The reasons are completely rational, I swear. I've decided YA is a good fit for me right now because I can write a much shorter novel if it's YA. I can really focus on adventure, and humor, and uplifting ideas. I was finding it hard to do those things in my adult fantasy. Also, it goes along with my last post--about Game of Thrones. I very much enjoy reading darker stories, but truth is, I'm lousy at writing them. I refuse to include extreme content, and so feel that my books were suffering because of it. I want to be honest to my stories, and I feel that I can better accomplish this in YA.
Another reason is that I tend to focus on huge plots, spanning multiple view-points in my adult fiction. Again, I read the type of stories that do this. The problem is, I hate outlining. For me, outlining is the death of creativity. (That's not to say I don't spend time planning what I'll write. I do, but mostly cognitively, rather than mapping out an entire novel on paper.) I'm finding, though, that as I'm writing these huge books (roughly 120,000-150,000 words, so not technically huge. To give you some perspective, The Way of Kings, by Brandon Sanderson, and The Wise Man's Fear, by Patrick Rothfuss--both extremely popular writers in adult fantasy--are around 400,000 words. That is huge. More like holy-shit insane.) I'm losing my way. Yeah, I know how they'll end. But the middle is bogging me down. It's literally crippling my writing to try and work through these stories right now. I just don't have the time. I made it to 125,000 on my first untitled book. Gunlord only made it to 80,000. I intend to finish Gunlord in the future, but it needs to sit a while and simmer. I'm not ready to write it the way I want to.

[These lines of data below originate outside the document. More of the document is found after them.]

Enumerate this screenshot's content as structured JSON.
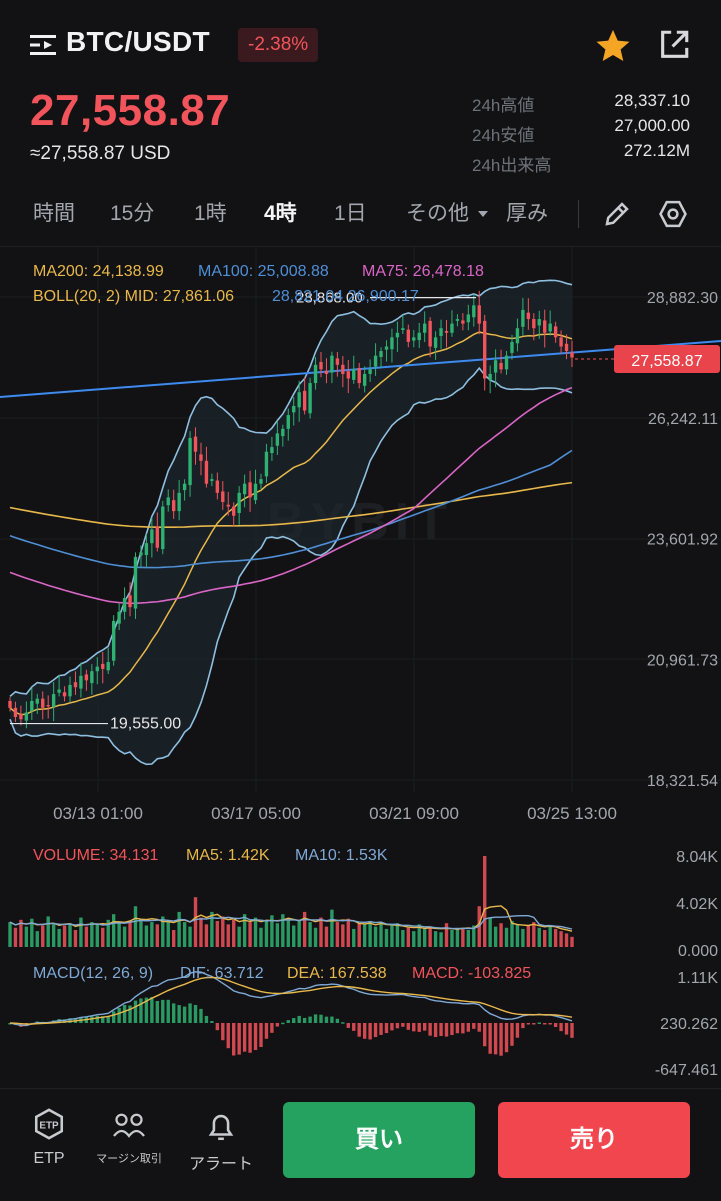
{
  "header": {
    "pair": "BTC/USDT",
    "change": "-2.38%",
    "price": "27,558.87",
    "usd_price": "≈27,558.87 USD",
    "stats": [
      {
        "label": "24h高値",
        "value": "28,337.10"
      },
      {
        "label": "24h安値",
        "value": "27,000.00"
      },
      {
        "label": "24h出来高",
        "value": "272.12M"
      }
    ]
  },
  "tabs": {
    "items": [
      "時間",
      "15分",
      "1時",
      "4時",
      "1日",
      "その他",
      "厚み"
    ],
    "active": "4時"
  },
  "icons": {
    "menu": "menu-icon",
    "favorite": "star-icon",
    "share": "share-icon",
    "draw": "pencil-icon",
    "settings": "gear-icon",
    "dropdown": "caret-down-icon"
  },
  "indicators": {
    "ma200": "MA200: 24,138.99",
    "ma100": "MA100: 25,008.88",
    "ma75": "MA75: 26,478.18",
    "boll": "BOLL(20, 2) MID: 27,861.06",
    "boll_rest": "28,821.04 26,900.17",
    "volume": "VOLUME: 34.131",
    "vol_ma5": "MA5: 1.42K",
    "vol_ma10": "MA10: 1.53K",
    "macd_params": "MACD(12, 26, 9)",
    "dif": "DIF: 63.712",
    "dea": "DEA: 167.538",
    "macd": "MACD: -103.825"
  },
  "watermark": "BYBIT",
  "colors": {
    "up": "#2fb172",
    "down": "#f2545b",
    "background": "#121214",
    "ma200": "#e8b84a",
    "ma100": "#4f8fd6",
    "ma75": "#d966c6",
    "boll": "#8fbfe0",
    "trendline": "#3d8bf0",
    "star": "#f5a524"
  },
  "chart_data": {
    "type": "candlestick",
    "timeframe": "4時",
    "x_tick_labels": [
      "03/13 01:00",
      "03/17 05:00",
      "03/21 09:00",
      "03/25 13:00"
    ],
    "price_axis": {
      "ticks": [
        28882.3,
        26242.11,
        23601.92,
        20961.73,
        18321.54
      ],
      "tick_labels": [
        "28,882.30",
        "26,242.11",
        "23,601.92",
        "20,961.73",
        "18,321.54"
      ]
    },
    "current_price": 27558.87,
    "current_price_label": "27,558.87",
    "high_marker": {
      "value": 28868.0,
      "label": "28,868.00"
    },
    "low_marker": {
      "value": 19555.0,
      "label": "19,555.00"
    },
    "closes": [
      19900,
      19700,
      19650,
      19800,
      20050,
      20100,
      19900,
      19950,
      20200,
      20300,
      20150,
      20400,
      20350,
      20600,
      20500,
      20700,
      20800,
      20750,
      20900,
      21800,
      22000,
      22300,
      22100,
      23200,
      23300,
      23500,
      23800,
      23400,
      24300,
      24500,
      24200,
      24600,
      24800,
      25800,
      25500,
      25300,
      24800,
      24900,
      24600,
      24400,
      24300,
      24100,
      24600,
      24800,
      24500,
      24800,
      24900,
      25500,
      25600,
      25900,
      26000,
      26300,
      26500,
      26800,
      26400,
      27000,
      27400,
      27300,
      27200,
      27600,
      27400,
      27200,
      27100,
      27300,
      27000,
      27200,
      27300,
      27600,
      27700,
      27800,
      28000,
      28100,
      28200,
      27900,
      28000,
      28100,
      28300,
      27800,
      28000,
      28200,
      28100,
      28300,
      28400,
      28300,
      28500,
      28700,
      28300,
      27100,
      27200,
      27500,
      27300,
      27600,
      27900,
      28200,
      28600,
      28400,
      28200,
      28400,
      28100,
      28300,
      28000,
      27800,
      27700,
      27560
    ],
    "volume_axis": {
      "tick_labels": [
        "8.04K",
        "4.02K",
        "0.000"
      ],
      "max": 8040
    },
    "volumes": [
      2200,
      1700,
      2400,
      1800,
      2500,
      1400,
      1900,
      2700,
      2000,
      1600,
      1900,
      2100,
      1500,
      2600,
      1800,
      2200,
      2000,
      1700,
      2400,
      2900,
      2100,
      1800,
      2300,
      3600,
      2500,
      1900,
      2200,
      2000,
      2700,
      2400,
      1500,
      3100,
      2200,
      1800,
      4400,
      2600,
      2000,
      3100,
      2300,
      2700,
      2000,
      2400,
      1800,
      2900,
      2200,
      2600,
      1700,
      2400,
      2800,
      2100,
      2900,
      2500,
      1900,
      2300,
      3100,
      2200,
      1700,
      2600,
      1800,
      3300,
      2200,
      2000,
      2500,
      1600,
      2100,
      2000,
      2300,
      1800,
      2200,
      1600,
      1900,
      2100,
      1500,
      1700,
      1400,
      2000,
      1600,
      1800,
      1400,
      1300,
      2100,
      1500,
      1600,
      1700,
      1500,
      1900,
      3600,
      8040,
      2600,
      1800,
      2100,
      1700,
      2300,
      2000,
      1600,
      1900,
      2200,
      1700,
      1500,
      1900,
      1600,
      1400,
      1200,
      900
    ],
    "macd_axis": {
      "tick_labels": [
        "1.11K",
        "230.262",
        "-647.461"
      ],
      "max": 1110,
      "min": -647.461
    }
  },
  "bottom": {
    "nav": [
      {
        "label": "ETP",
        "icon": "etp-icon"
      },
      {
        "label": "マージン取引",
        "icon": "margin-icon"
      },
      {
        "label": "アラート",
        "icon": "bell-icon"
      }
    ],
    "buy": "買い",
    "sell": "売り"
  }
}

All the pros say it's better for a new writer to finish what they are writing before working on something else. I really tried to take this advice to heart these last four months. I just couldn't finish. Every time I went to write Gunlord my fingers hovered above the keyboard. I rewrote the beginning from a new perspective; I played with doing it in first-person. Nothing was working. I love the characters, my writing group seems to love the characters, but it isn't good to be a writer and not be writing. For me, moving on to something new--that I'm very excited about--has made my life so much happier. I kept telling my wife I was down, that I didn't know how to crawl out of the slump I was in. I found my out. It's in YA fantasy, and I'm going to run with it for as long as I can.
So, I'm shooting for 75,000 words for this new book. Want to know the title? Course you do. Just know that I'll kill you if you try and steal it. It's titled: Merchant God Conspiracy, or The Merchant God Conspiracy. Haven't decided which one flows off the tongue better. I have one view-point character. I have a very exciting, fast-paced plot. There are gods, flint-lock pistols, and zombies (sort of). I'm loving it. I've written 8,000 words on it in four days. That's twice my normal speed.
Anyway, I had to share my excitement. So there you go.
Good luck with the switch, but how DARE you insult Muse (the band)!! Heathen! I will throw tomatoes at you next we meet!